Below the rooms are bigger, the proper ‘operation rooms’. And the air is much cooler. That’s the point after all, you think, it is much easier to cool this place down to those freezing op room temperatures. And it is much darker somehow, even though the same light from the loading dock is penetrating it. But inside the huge vacant room, it is only the light from your green Eveready flashlight that you can feel. The rooms are so empty, and somehow feel much smaller. They used to feel immense then, with the whole neighborhood huddled in, and stacks of mattresses near the wall. You can still hear the crackle of the news from your grandpa’s little black radio transistor. You never made out what they were saying, but it always sounded ominous. Now you can’t bear the sight of one of those cheap little things. You close your eyes.
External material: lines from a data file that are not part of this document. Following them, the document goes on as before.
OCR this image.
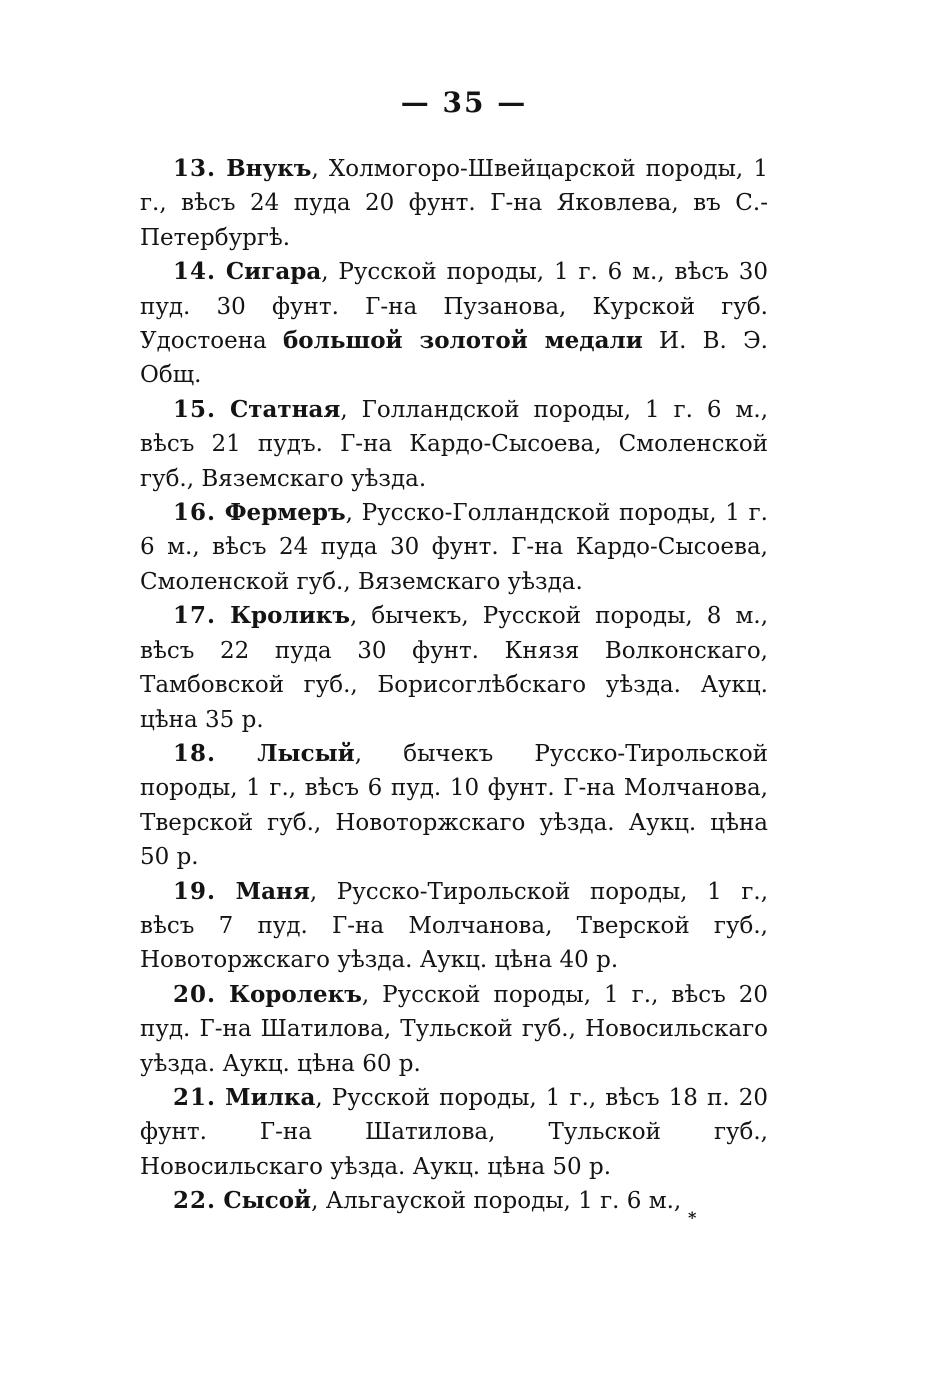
— 35 —

13. Внукъ, Холмогоро-Швейцарской породы, 1 г., вѣсъ 24 пуда 20 фунт. Г-на Яковлева, въ С.-Петербургѣ.

14. Сигара, Русской породы, 1 г. 6 м., вѣсъ 30 пуд. 30 фунт. Г-на Пузанова, Курской губ. Удостоена большой золотой медали И. В. Э. Общ.

15. Статная, Голландской породы, 1 г. 6 м., вѣсъ 21 пудъ. Г-на Кардо-Сысоева, Смоленской губ., Вяземскаго уѣзда.

16. Фермеръ, Русско-Голландской породы, 1 г. 6 м., вѣсъ 24 пуда 30 фунт. Г-на Кардо-Сысоева, Смоленской губ., Вяземскаго уѣзда.

17. Кроликъ, бычекъ, Русской породы, 8 м., вѣсъ 22 пуда 30 фунт. Князя Волконскаго, Тамбовской губ., Борисоглѣбскаго уѣзда. Аукц. цѣна 35 р.

18. Лысый, бычекъ Русско-Тирольской породы, 1 г., вѣсъ 6 пуд. 10 фунт. Г-на Молчанова, Тверской губ., Новоторжскаго уѣзда. Аукц. цѣна 50 р.

19. Маня, Русско-Тирольской породы, 1 г., вѣсъ 7 пуд. Г-на Молчанова, Тверской губ., Новоторжскаго уѣзда. Аукц. цѣна 40 р.

20. Королекъ, Русской породы, 1 г., вѣсъ 20 пуд. Г-на Шатилова, Тульской губ., Новосильскаго уѣзда. Аукц. цѣна 60 р.

21. Милка, Русской породы, 1 г., вѣсъ 18 п. 20 фунт. Г-на Шатилова, Тульской губ., Новосильскаго уѣзда. Аукц. цѣна 50 р.

22. Сысой, Альгауской породы, 1 г. 6 м.,

*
The sounds, the clank of pieces of dhama on the corrugated cardboard, the twitter of women’s incessant gossip, and the ramble of children playing on the mattress piles. It is funny how underneath it all you could still hear the fear of the silent. And then a loud thunderous "Whooosh!” above ground shakes the place, makes the cold ground underneath your asses squirm. "It’s New Jersey!” Rabih identifies it, as if anybody could mistake the distinct sound of the American barge in action. Siham huddles Nisreen close, shutting her daughter’s ears tightly in anticipation of the big blast. And the stench of the mloukhiyyeh stew simmering somewhere in the corner on a camping stove fills your lungs. It infiltrates into your blood stream, makes you hungry again.

You walk out. Go to the other big room. That is where your aunt’s family was, amongst the rest of the neighborhood. You never understood why she had to be in another room. You feel that incessant low-key fear in your guts again growing into panic. "What… What if…?!” Nothing will happen, mom. Calm down.

The lights come on, flood the room, shrinking it even more. You forgot that you’d turned the main switch for the shelter on before you came down in case the electricity came back. It must be noon. The light blinds you. It takes you a while to adjust to it again. You look around, but you don’t like it down here anymore. You hurry back up. You almost stumble on that piece of wood you kicked off the stairs. That was a near miss! Careful! But you hurry back up, gasping for air, the stench of the mloukhiyyeh and dead rats filling your lungs. You scramble up the steps into the dizzying light of the sun. You stoop, catch your breath, straighten up, inhale some fresh warm air. Hold it in. And let it out slowly. It’s no use. Nothing can efface that smell from your nostrils. Maybe you should go to the beach, it’s a nice day, and would be getting too hot to bear out of the water. That should calm you down. Put your mood right again. Yes, the blue sea, the warm sand… Yes, that should do it.